Tonight let me leave you with a few sobering facts.  Indiana ranks thirty out of fifty compared to all other states in addressing the basic needs of those below the poverty line.  In 2013 our state knew of over thirty thousand homeless children, a number that increases substantially every year.  And as of that year, our state had no plan in place which included families with children.  We have more children with no health insurance, more households paying more than half of their income on rent, and more children living in poverty than almost forty of the fifty states.

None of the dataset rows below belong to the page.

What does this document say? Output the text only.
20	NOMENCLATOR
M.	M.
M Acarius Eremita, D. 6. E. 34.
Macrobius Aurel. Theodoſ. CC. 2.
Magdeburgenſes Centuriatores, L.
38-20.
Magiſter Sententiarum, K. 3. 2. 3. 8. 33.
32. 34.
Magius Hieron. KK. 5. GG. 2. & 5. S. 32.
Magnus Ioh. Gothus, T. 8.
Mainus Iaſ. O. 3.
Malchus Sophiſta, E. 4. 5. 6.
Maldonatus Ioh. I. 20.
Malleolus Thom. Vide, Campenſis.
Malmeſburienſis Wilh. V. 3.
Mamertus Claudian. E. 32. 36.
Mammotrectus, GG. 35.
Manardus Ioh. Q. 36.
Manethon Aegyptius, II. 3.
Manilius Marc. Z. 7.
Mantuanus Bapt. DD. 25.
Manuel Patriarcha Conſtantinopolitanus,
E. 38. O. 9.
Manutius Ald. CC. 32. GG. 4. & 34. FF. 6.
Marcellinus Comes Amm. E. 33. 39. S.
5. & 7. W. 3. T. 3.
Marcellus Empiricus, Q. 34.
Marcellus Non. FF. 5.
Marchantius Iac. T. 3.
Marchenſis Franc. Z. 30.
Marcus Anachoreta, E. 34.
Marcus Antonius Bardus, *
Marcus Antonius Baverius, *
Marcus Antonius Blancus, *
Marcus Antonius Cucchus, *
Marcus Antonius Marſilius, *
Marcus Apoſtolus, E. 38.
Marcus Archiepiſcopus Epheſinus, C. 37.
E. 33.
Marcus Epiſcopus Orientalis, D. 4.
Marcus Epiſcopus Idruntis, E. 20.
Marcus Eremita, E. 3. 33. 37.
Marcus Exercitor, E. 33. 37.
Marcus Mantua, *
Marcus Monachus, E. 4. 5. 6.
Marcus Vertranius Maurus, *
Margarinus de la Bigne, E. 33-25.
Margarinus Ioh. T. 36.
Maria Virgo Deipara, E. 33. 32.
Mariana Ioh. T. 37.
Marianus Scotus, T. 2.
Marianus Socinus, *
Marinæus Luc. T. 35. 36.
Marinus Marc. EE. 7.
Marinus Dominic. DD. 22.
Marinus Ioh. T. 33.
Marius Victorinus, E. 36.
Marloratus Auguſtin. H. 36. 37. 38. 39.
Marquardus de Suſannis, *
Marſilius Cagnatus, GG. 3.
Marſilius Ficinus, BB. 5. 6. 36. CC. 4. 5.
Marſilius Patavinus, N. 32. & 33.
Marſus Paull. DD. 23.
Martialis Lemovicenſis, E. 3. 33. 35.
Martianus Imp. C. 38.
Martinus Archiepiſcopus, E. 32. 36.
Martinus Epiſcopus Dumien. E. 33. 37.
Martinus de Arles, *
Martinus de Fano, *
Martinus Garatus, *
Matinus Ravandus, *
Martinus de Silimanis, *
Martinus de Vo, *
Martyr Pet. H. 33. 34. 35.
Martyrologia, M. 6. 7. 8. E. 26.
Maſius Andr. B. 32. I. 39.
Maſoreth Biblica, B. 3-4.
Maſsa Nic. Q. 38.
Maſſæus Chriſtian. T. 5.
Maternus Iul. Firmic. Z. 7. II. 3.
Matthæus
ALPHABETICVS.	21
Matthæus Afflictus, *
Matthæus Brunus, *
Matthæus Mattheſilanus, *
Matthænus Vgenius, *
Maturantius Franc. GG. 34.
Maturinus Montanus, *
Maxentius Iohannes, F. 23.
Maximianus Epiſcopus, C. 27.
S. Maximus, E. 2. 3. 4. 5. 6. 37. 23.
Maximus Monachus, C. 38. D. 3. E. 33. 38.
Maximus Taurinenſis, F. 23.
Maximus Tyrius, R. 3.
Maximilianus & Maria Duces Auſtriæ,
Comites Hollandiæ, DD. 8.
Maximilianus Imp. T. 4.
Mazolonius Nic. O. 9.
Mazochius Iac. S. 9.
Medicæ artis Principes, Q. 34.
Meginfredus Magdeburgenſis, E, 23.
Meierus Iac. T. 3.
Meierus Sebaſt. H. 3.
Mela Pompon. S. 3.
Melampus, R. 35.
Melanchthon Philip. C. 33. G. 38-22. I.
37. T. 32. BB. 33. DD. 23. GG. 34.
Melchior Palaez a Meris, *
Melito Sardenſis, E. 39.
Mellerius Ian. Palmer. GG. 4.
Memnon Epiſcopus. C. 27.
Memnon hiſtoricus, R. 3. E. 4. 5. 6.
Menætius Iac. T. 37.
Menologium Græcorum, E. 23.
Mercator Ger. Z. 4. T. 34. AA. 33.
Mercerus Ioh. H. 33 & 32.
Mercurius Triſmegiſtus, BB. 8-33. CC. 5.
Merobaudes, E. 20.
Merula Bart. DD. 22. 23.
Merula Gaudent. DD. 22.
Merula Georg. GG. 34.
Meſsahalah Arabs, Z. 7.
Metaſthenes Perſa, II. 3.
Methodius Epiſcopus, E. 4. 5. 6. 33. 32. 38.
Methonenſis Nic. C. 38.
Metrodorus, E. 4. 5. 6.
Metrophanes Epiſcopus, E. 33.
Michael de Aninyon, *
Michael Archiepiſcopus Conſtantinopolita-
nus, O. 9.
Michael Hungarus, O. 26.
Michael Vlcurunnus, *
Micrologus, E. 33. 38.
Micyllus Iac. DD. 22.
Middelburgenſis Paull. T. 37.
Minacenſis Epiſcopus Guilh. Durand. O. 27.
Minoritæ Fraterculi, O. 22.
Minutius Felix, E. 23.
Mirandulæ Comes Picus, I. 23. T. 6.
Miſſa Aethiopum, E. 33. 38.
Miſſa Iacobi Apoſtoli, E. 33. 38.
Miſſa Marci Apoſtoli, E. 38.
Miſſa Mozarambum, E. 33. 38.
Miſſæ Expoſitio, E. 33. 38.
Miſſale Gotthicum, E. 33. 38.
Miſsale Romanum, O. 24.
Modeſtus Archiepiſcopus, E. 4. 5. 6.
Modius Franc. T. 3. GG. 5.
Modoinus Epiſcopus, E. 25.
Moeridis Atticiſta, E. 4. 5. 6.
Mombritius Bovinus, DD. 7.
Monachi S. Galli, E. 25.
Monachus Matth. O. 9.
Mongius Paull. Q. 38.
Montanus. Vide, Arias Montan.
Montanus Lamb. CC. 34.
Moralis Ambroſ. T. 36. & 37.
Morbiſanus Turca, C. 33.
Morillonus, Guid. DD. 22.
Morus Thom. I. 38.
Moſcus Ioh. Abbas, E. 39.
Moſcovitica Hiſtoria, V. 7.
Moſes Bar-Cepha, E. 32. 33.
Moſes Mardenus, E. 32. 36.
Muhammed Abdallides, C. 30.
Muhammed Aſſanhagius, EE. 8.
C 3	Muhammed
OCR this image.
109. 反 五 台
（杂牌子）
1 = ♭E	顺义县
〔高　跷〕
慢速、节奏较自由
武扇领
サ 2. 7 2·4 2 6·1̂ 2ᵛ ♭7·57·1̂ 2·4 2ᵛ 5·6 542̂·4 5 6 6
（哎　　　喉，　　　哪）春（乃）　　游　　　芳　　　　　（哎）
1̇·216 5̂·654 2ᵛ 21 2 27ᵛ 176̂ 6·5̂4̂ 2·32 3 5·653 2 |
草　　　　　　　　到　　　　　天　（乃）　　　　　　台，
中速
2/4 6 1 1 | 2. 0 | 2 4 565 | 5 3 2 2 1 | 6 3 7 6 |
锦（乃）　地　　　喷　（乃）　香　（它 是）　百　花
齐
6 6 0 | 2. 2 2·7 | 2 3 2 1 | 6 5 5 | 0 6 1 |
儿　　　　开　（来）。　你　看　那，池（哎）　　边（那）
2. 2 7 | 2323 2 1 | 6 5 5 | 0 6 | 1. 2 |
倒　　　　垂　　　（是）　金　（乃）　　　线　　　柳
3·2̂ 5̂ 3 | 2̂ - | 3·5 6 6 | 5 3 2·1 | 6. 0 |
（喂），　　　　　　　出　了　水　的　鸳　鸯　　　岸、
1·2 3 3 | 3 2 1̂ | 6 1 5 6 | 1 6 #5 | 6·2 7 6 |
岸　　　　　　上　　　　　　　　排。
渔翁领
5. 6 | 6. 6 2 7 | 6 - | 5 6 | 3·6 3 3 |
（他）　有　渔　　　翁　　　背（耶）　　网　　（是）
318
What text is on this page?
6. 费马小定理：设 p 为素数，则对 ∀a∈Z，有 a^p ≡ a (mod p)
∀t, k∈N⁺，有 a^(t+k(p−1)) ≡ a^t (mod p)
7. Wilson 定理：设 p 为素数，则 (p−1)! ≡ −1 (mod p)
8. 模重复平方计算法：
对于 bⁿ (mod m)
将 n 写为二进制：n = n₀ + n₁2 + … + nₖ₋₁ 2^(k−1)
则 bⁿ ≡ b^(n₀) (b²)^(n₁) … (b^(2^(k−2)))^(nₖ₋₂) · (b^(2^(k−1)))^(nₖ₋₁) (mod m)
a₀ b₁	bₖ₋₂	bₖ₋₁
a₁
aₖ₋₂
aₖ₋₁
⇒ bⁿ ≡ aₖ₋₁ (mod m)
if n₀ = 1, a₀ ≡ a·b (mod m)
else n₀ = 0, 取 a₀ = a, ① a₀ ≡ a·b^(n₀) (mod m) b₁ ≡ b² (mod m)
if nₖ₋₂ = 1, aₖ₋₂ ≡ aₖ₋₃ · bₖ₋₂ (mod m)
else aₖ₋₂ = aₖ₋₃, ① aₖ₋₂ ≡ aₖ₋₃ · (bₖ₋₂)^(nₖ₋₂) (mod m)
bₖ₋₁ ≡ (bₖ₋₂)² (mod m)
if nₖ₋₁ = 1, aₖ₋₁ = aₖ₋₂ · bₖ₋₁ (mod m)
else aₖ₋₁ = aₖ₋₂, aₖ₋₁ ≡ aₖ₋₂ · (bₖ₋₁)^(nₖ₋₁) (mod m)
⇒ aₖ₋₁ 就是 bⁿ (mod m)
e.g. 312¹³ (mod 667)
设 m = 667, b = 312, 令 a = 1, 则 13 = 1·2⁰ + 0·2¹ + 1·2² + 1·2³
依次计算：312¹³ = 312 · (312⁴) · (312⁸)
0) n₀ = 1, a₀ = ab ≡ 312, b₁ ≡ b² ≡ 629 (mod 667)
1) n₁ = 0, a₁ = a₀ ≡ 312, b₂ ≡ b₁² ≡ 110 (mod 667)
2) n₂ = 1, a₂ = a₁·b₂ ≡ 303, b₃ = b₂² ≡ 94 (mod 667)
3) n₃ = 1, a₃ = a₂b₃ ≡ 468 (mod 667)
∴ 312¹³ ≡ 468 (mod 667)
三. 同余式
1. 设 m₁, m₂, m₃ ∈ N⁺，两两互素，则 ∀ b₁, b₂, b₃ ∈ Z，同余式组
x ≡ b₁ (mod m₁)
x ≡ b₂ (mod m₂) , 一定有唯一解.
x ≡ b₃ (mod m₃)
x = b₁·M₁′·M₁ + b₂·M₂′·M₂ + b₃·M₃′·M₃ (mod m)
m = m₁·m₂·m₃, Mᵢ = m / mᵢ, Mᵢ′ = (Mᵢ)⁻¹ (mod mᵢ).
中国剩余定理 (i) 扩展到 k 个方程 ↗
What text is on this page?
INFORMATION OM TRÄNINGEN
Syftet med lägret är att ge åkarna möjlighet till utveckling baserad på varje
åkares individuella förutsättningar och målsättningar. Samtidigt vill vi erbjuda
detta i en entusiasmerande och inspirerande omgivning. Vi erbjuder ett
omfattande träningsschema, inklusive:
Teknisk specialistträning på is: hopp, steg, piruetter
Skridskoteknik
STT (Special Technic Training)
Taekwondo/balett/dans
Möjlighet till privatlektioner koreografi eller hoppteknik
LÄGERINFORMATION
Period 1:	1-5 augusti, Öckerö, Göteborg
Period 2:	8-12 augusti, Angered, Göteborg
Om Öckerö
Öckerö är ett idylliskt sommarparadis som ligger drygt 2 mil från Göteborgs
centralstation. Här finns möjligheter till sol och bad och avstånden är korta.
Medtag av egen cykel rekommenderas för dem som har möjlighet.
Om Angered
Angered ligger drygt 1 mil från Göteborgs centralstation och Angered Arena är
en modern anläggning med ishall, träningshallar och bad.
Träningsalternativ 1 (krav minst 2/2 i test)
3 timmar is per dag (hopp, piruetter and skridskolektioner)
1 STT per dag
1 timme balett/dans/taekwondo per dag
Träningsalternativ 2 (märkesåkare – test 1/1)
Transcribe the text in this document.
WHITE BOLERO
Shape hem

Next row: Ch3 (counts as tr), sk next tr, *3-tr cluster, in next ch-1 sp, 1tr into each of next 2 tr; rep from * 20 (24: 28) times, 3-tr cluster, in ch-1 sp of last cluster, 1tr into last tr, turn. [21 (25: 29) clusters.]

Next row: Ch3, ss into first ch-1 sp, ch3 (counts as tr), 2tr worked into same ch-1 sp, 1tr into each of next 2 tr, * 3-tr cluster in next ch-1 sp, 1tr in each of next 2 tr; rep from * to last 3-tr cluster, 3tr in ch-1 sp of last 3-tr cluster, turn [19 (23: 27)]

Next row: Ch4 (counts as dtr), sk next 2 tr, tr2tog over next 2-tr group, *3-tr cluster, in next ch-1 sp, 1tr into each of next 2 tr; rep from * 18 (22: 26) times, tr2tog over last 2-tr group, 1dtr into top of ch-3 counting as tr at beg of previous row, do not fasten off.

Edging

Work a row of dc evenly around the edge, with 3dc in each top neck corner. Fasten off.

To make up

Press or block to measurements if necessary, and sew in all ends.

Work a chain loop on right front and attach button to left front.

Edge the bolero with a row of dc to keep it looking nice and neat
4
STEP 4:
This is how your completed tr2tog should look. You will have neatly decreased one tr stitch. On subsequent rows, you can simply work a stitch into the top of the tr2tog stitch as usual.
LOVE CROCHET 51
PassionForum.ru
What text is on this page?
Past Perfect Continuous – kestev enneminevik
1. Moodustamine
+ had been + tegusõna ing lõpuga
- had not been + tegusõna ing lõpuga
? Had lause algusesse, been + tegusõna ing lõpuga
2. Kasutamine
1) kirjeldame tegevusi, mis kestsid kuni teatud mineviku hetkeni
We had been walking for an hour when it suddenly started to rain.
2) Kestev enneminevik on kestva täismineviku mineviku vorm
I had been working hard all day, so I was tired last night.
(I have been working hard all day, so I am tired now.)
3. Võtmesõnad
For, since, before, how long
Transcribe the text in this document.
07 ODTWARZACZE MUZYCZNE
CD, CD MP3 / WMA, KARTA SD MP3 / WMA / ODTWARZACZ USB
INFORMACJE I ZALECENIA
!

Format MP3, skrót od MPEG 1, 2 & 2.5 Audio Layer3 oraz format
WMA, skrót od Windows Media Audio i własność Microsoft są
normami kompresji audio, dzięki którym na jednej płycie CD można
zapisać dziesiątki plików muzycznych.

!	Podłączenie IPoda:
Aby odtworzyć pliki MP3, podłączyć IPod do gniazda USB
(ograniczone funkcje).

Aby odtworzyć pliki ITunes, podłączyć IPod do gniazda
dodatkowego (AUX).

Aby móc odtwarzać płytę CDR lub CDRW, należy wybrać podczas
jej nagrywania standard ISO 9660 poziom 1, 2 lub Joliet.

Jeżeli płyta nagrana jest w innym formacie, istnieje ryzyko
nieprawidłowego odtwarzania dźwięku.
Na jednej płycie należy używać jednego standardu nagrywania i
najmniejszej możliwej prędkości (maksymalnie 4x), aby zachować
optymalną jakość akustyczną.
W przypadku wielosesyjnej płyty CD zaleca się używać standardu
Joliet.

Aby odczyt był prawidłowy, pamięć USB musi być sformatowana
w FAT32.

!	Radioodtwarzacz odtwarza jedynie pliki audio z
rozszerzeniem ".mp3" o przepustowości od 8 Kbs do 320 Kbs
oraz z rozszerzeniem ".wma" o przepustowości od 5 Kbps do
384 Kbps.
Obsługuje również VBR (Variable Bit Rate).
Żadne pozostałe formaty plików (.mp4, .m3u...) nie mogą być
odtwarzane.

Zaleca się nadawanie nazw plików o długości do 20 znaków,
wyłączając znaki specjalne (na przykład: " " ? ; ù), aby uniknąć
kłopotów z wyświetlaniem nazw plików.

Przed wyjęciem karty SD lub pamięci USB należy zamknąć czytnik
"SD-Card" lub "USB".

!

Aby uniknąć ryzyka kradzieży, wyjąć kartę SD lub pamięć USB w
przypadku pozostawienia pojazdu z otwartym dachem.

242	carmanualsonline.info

But we are also a strong part of our state’s best response thus far to the specific issue of family homelessness.  Family Promise of Greater Indianapolis is celebrating twenty years of service this year.  Our Interfaith Hospitality Network is just one example of the many ways our congregation partners with other faith-based organizations and churches to help fight for those who need for us to see them, to hear them, to share with them our vision of Tzedek, justice.  In 2014 IHC served 53 families and 186 individuals, 105 of whom were children.  These homeless families spent four weeks at IHC, sharing meals, playtime and our roof over their heads, with amazing volunteers, over 75 volunteers who we recruit for a single week of hosting.  I can tell you from my own experience, we do many powerful volunteer activities, but there is nothing more powerful than IHN.  67% of families who left the program last year, left for permanent housing, having received training and skill building through Family Promise.  “On average” they report, “guests arrived vulnerable and left the program safe.”  We are especially grateful to our IHC chairs as part of our Social Justice committee, Alex Slabosky, a past president of IHC who serves on their board, as well as Mitch Katz, who served as the President of Family Promise and continues to serve on our own board – the efforts of our entire group are extraordinary.

“In the beginning:”  a new year, a new Torah reading, a new start for programming, schools and for our more personal spiritual journeys.  If you haven’t volunteered for one of our Social Justice initiatives, now is the time.  There are large and small ways to help with the next hosting of the Interfaith Hospitality Network, information is available at tables in our gathering space after services.  Through our efforts, may we learn to strengthen our resolve to listen, to hear and to see the Divine in others, and learn to protect and defend, rather than conquer our world and all its inhabitants.